It is a difference in marketing. Dwarf Fortress is based upon being ambitious and almost entirely uncompromosing in its vision. That is why people like it and that is the whole point to the game.
If Toady concentrated only on what was needed to make this game fun. It would be done by now except you wouldn't be here (and likely I wouldn't be either). Except that wouldn't be Dwarf Fortress.
Now years down the road when the game finally gets closer to release a lot of these features you want (such as improved UI) will be added to the game. You just need to be patient until then.
I find it risky to delay important features five years into the future and instead add eyelids to all creatures. Toady might lose interest, get sick or have no time. And then we'll never see those features. I know too much about game or software development to be patient for such a long time (Duke Nukem called and said he agrees with me).
No. If games have taught me anything is that developers loathe AI.
Sadly true. Even though it's such a fascinating topic and a lot of fun to work at. DF is no exception here. But that's beside the point: If you can spend your time on a project, figure out where it matters most. Do you really have to render the jiggling of boobs in excruciating detail before you even get basic gameplay done? (Graphics are a major offender for big-name titles, they swallow up all resources and in the end, we get boring games). Toady does the same, only "eye candy" equals "simulated details" to him.
See now the humans are planned to be fully playable in the future. So yeah SURE the Dwarves could look amazing now, but that would harm future development.
Nothing prevents you from adding the human stuff then. I have trouble coming up with a reason why a more streamlined menu structure (such as alphabetically sorted menus) could ever harm future development. Worst case the time spent on it is wasted because it has to be changed from scratch. That is why one starts where very little time matters a lot, as only very little time can then be rendered pointless. if you spend three hours on menus, at worst you lose three hours of work in two years when you have to overhaul it. In the mean-time (two years!) you had a far more usable version and everyone could enjoy it much more. That's acceptable. Iterative development is very reasonable.
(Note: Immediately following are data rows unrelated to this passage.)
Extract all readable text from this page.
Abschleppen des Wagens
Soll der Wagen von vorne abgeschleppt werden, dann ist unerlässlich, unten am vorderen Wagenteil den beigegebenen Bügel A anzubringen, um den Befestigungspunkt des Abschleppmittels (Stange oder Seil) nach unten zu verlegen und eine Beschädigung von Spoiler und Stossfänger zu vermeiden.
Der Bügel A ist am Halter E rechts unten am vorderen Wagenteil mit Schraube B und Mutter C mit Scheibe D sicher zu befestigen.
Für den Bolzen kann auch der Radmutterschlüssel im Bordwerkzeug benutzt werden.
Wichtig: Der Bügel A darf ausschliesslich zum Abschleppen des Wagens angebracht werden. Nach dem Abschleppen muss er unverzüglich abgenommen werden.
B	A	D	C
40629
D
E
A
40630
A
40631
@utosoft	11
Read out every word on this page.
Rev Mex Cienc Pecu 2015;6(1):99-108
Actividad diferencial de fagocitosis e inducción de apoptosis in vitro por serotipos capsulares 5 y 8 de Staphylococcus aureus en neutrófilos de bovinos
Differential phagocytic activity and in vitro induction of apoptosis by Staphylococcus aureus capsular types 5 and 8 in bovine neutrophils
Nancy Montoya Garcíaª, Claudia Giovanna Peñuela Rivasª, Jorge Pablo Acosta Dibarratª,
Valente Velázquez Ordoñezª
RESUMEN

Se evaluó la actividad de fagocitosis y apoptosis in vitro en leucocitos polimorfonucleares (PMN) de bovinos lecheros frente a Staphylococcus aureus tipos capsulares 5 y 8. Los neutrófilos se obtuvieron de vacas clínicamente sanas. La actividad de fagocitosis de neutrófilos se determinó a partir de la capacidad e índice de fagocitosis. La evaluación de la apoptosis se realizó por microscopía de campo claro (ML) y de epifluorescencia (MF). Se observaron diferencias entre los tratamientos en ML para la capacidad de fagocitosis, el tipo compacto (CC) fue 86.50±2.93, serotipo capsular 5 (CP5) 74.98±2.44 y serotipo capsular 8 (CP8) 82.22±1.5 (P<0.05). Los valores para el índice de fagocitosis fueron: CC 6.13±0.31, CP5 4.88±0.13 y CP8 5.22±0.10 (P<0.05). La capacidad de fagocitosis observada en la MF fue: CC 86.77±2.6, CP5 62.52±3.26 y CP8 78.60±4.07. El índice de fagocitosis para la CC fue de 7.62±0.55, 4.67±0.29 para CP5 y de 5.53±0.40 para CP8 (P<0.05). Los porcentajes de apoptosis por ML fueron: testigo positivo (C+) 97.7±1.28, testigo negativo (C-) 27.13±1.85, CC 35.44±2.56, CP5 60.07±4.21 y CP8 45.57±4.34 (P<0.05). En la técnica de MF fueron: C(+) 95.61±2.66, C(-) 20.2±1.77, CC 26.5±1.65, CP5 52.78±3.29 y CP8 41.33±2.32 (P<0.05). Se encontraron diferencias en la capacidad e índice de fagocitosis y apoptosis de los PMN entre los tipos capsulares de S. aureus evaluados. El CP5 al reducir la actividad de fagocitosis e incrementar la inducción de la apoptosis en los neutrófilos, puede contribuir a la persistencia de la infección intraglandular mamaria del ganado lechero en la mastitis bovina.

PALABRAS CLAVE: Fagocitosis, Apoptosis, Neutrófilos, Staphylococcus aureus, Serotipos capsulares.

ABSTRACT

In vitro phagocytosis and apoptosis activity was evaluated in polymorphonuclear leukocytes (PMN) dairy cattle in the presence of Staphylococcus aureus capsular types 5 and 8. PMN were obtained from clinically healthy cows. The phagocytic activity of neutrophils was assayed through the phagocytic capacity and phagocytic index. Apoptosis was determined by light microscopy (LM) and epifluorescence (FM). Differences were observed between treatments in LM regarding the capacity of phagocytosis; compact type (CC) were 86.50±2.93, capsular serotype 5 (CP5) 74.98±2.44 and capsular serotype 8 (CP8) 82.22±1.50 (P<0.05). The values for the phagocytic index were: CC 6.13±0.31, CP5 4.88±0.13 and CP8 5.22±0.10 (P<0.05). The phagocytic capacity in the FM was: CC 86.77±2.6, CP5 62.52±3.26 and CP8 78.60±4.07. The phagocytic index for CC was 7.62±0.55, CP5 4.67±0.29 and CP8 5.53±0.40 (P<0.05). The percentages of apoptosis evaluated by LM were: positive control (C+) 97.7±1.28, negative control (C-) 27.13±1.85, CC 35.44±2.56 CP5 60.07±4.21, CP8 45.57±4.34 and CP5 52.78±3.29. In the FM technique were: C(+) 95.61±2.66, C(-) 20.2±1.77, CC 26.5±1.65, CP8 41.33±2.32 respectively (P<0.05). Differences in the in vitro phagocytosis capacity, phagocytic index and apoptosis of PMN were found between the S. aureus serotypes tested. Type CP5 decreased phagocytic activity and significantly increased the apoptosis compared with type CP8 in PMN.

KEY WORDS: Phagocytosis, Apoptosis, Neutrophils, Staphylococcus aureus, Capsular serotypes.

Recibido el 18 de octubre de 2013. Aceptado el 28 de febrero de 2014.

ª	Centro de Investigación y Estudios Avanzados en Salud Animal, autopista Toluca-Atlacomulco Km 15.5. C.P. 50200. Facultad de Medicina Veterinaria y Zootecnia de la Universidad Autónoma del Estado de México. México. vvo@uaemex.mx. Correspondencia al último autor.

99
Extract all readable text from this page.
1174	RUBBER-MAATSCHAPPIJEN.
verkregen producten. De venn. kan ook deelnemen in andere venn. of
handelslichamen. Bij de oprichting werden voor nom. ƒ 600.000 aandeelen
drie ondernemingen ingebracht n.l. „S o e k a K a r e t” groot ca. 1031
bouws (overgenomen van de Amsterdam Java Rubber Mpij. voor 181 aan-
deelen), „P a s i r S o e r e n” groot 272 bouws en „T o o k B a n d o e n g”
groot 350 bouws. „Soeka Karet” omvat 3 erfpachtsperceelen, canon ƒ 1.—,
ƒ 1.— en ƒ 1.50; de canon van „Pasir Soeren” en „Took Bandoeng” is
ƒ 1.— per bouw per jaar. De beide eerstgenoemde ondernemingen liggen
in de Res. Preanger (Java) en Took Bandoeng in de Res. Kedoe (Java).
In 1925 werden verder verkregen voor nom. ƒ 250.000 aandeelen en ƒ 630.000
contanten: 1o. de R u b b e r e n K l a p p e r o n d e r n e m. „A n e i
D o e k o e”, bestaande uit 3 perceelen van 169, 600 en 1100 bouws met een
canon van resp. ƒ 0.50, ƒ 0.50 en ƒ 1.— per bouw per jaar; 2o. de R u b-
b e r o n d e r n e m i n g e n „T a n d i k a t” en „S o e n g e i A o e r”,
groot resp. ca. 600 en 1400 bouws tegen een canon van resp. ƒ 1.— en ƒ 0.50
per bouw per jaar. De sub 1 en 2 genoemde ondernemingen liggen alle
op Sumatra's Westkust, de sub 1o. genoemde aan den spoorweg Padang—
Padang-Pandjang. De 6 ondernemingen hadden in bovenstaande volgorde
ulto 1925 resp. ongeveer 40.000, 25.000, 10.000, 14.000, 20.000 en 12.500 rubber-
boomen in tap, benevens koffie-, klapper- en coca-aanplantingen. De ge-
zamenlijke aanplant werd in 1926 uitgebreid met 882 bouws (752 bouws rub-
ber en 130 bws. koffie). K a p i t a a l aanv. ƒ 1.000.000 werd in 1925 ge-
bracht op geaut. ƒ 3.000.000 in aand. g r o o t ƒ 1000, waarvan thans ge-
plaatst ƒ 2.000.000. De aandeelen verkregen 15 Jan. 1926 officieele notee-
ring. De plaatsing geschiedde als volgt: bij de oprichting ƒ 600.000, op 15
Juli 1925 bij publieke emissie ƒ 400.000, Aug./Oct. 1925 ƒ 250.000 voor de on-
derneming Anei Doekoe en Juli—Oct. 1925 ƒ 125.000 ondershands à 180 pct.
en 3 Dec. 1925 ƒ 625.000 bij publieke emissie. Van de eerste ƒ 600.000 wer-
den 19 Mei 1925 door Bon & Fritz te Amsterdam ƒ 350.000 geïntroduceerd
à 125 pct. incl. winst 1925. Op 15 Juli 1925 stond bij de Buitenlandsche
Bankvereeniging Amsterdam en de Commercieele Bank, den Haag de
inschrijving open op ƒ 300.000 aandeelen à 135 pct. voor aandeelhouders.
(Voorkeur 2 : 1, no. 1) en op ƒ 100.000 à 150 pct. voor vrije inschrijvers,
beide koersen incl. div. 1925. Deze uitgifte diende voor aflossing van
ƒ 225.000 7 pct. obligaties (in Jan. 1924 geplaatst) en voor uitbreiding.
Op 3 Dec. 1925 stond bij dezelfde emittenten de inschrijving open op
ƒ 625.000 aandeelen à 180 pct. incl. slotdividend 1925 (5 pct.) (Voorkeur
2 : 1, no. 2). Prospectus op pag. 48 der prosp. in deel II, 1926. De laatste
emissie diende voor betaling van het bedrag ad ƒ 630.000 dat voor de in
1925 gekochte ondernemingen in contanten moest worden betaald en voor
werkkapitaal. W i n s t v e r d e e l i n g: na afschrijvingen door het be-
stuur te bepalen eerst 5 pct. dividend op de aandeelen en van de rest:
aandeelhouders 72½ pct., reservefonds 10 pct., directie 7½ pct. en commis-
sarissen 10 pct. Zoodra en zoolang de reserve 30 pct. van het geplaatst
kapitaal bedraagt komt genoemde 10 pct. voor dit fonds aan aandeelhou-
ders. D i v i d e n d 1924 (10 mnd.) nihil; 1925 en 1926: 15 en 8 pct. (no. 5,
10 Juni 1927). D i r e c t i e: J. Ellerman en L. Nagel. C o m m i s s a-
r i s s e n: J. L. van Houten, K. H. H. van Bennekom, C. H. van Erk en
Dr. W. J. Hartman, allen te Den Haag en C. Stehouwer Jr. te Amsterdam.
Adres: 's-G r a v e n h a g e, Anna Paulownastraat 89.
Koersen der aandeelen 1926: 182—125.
Couple Hundred? You need to increase your numbers quite a bit. Dwarf Fortress didn't start development this year and even then he has likely wracked up numbers in the thousands of hours for just this year so far.
I know. Things I would want to see could get done in less than 40 hours for sure. I don't root for an AI that's more intelligent than Einstein, I want sorted menus, low/high priority labour assignments, basic mouse support, streamlined hotkeys and something along the lines of Dwarf Manager.
I always get into DF and then lose interest because the thing is so damn unfriendly to use. It's just not much fun to go on a drive when you have to push your car 80% of the time instead of driving it.